Flipper and home inspector Michael Marlow told Fits Small Business that getting a home inspected is a crucial step. "A thorough home inspection will help prevent undesirable surprises along the way", Marlow said.  Once your contractor is done inspecting it, get it inspected again by another home inspector for two reasons. One, you can make sure your contractor did everything they were supposed to do and that they did it correctly. And two, you can then use that inspection report as a tool when you need to negotiate with your contractor."

4. Finding funding is hard

A lot of people think they can apply for a loan at their bank and be all set to start a flip, but finding the funding for a house flip is actually pretty difficult. Real estate coach and owner of WeLend Peter Vekselman tells SheKnows, "It can be difficult to get funding for a fix and flip. Traditional lenders usually require perfect credit, and often, the process is long. It’s best to find a lender who works with flippers and have an easy application process, require a small portion of down payment and have a quick turnaround time."
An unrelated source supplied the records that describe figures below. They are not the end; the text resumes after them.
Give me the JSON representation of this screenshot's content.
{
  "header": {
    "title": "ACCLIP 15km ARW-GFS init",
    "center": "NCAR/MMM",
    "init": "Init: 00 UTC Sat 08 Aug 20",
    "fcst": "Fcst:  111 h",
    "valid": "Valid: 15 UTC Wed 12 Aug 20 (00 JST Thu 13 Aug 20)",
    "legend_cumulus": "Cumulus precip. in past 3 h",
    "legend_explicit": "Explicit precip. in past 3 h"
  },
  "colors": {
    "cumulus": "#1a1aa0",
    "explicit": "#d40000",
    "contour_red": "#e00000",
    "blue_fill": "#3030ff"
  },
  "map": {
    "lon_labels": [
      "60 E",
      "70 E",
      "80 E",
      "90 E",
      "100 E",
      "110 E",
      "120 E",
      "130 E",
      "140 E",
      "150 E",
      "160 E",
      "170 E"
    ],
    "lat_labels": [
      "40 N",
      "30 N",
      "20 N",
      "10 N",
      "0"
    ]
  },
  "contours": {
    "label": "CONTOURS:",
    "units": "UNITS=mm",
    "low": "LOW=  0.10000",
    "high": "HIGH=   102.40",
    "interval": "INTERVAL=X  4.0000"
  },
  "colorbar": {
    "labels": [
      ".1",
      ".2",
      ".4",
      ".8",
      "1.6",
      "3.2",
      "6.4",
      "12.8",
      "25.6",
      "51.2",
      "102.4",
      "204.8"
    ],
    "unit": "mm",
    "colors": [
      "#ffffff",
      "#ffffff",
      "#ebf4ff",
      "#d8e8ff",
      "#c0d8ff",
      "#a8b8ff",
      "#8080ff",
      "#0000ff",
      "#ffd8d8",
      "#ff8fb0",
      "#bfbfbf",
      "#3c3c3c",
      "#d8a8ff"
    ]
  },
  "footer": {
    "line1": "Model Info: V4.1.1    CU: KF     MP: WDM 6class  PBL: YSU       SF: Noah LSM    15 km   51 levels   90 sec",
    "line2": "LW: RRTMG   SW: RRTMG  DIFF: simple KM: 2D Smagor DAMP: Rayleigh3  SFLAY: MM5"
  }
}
More:  10 Things to Know About HGTV's New 'Flip or Flop Atlanta' Stars

5. It's hard if you aren't a pro

If you're not already in the business of flipping or home renovation, Investopedia notes that you're going to need to rely on a lot of other people to help you make your vision a reality. Hiring the right people for the job — carpenters, general contractors, designers, plumbers, etc. — is time-consuming, and if you're not already in the know, it can be hard to gauge what pricing is fair and who has the skills and experience you need — and trying to save a few bucks by hiring the professionals with the lowest bids could land you in hot water. Architect and founder and CEO of Sweeten Jean Brownhill tells SheKnows, "Accepting that super-cheap bid could lead to an unlicensed contractor being unable to obtain [the] proper permit. Plus, you're responsible for the cost of repairs if the work doesn't meet building codes, which is especially important in resale."

You'll have to do a ton of research to learn about the market your house is in so you can decide on the right updates to make to your property. You don't want to overdesign a house that will be too expensive for the neighborhood, but knowing where that line is can be tricky.

6.  Math is a huge part of it

If you don't like crunching numbers, flipping houses is probably not going to be your jam. You'll need to very precisely keep track of where the money's going so you don't spend more than you'll make in the final sale. Even calculating those forecasts requires a mathematical brain. If you're doing some DIY work, you'll also want a solid grasp of geometry. If this doesn't sound fun or doable to you, you might be better of just leaving the flipping to your favorite TV stars. Hey, you can save the money you would have invested in your flip property to make some upgrades to your own place.